Fine-Tuning Strategies for Continual Online EEG Motor Imagery Decoding: Insights from a Large-Scale Longitudinal Study

TL;DR

The paper addresses the challenge of continual online EEG motor imagery decoding across many users and multiple sessions by evaluating how offline fine-tuning and online test-time adaptation interact under a causal deployment. Using a large longitudinal dataset (61 subjects, 7–11 sessions per subject) and a BaseNet with Real-Time Adaptive Pooling, it compares exemplar-free and joint data settings with independent or sequential fine-tuning, augmented by online Euclidean alignment and AdaBN. The most effective approach is joint sequential fine-tuning, which leverages all prior subject-specific data and preserves a progressive adaptation trajectory, and is complemented by OTTA to achieve calibration-free operation across sessions. The study demonstrates improved performance and stability, offering practical guidelines for designing robust, real-world longitudinal MI decoding systems with potential neurorehabilitation and assistive-tech impact.

Abstract

This study investigates continual fine-tuning strategies for deep learning in online longitudinal electroencephalography (EEG) motor imagery (MI) decoding within a causal setting involving a large user group and multiple sessions per participant. We are the first to explore such strategies across a large user group, as longitudinal adaptation is typically studied in the single-subject setting with a single adaptation strategy, which limits the ability to generalize findings. First, we examine the impact of different fine-tuning approaches on decoder performance and stability.

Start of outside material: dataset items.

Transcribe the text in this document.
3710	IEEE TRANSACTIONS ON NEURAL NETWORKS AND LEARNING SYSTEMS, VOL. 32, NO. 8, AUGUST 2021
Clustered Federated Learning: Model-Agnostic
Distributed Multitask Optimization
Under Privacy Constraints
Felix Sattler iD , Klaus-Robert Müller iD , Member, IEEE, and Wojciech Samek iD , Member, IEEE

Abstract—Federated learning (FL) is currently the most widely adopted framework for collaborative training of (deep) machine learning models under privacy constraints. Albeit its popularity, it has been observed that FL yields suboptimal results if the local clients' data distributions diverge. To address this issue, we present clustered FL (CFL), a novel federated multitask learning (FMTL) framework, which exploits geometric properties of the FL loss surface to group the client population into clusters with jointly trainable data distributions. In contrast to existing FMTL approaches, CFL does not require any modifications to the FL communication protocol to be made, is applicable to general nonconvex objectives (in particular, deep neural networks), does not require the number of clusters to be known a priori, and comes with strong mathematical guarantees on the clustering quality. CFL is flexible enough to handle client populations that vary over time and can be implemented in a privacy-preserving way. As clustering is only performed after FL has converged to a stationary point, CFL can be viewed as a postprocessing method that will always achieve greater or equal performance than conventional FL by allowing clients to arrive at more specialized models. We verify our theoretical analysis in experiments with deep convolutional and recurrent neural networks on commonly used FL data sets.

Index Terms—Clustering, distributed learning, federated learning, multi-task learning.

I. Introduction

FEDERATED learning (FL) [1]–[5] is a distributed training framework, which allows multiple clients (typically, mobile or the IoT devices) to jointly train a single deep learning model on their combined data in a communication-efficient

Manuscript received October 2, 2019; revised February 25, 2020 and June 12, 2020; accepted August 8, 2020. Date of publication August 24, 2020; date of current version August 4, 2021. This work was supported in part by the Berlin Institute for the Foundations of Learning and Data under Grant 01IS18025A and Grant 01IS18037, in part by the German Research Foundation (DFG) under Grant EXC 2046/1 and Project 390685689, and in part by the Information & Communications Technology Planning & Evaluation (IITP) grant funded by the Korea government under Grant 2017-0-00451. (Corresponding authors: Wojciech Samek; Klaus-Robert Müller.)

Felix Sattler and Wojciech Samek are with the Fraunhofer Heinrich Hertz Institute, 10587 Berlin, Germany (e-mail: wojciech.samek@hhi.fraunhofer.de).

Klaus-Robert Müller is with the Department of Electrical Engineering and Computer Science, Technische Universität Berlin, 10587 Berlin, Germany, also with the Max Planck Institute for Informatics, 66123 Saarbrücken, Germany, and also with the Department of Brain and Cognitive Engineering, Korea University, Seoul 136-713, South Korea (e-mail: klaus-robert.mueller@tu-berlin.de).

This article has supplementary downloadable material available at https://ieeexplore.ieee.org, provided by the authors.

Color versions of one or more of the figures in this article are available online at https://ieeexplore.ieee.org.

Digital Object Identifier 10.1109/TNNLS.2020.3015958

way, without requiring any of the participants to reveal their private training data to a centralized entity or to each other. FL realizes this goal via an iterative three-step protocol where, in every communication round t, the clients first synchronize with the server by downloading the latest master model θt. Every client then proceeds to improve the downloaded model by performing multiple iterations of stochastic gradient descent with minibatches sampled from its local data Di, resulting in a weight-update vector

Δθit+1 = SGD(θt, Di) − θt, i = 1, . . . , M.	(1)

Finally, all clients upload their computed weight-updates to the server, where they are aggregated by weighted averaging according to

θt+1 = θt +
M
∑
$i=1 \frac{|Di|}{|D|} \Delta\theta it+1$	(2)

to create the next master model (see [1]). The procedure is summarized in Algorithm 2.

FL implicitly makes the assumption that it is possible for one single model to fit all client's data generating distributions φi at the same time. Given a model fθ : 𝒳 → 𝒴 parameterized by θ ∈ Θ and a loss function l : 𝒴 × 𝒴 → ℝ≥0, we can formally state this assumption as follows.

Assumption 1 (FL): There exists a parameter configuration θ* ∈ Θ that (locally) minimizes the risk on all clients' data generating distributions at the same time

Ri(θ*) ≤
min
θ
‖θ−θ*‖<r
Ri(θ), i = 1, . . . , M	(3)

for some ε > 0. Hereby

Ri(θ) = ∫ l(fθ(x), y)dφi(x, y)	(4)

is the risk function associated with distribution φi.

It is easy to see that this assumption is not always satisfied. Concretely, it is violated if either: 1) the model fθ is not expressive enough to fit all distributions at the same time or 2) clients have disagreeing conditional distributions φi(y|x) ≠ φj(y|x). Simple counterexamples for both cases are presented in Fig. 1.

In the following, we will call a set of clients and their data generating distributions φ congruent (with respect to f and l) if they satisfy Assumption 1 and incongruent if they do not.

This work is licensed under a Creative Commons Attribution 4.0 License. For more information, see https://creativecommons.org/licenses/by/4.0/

Building on this, we integrate online test-time adaptation (OTTA) to adapt the model during deployment, complementing the effects of prior fine-tuning. Our findings demonstrate that fine-tuning that successively builds on prior subject-specific information improves both performance and stability, while OTTA effectively adapts the model to evolving data distributions across consecutive sessions, enabling calibration-free operation. These results offer valuable insights and recommendations for future research in longitudinal online MI decoding and highlight the importance of combining domain adaptation strategies for improving BCI performance in real-world applications. Clinical Relevance: Our investigation enables more stable and efficient long-term motor imagery decoding, which is critical for neurorehabilitation and assistive technologies.

Paper Structure

This paper contains 10 sections, 5 figures, 3 tables.

Figures (5)

  • Figure 1: Fine-tuning process and task vectors across different settings in a two-dimensional weight space. Solid arrows represent task vectors, dashed lines illustrate the fine-tuning trajectory.
  • Figure 2: Accuracy across the sessions for each fine-tuning strategy compared to the source model and the baseline. Each dot represents the test accuracy of a single session, averaged across all subjects. The x-axis denotes session progression, while the y-axis represents the test accuracy (%).
  • Figure 3: Average test accuracy over all sessions (2 - 11) per setting. Stars above the brackets indicate a significance level ($p<0.001$ (***)) when compared to the baseline and source model, respectively.
  • Figure 4: Average test accuracy (over all subjects and both paradigms) for each fine-tuning setting. The X on the x-axis refers to no fine-tuning, i.e., using the source model.
  • Figure 5: Cosine distance between task vectors for all strategies.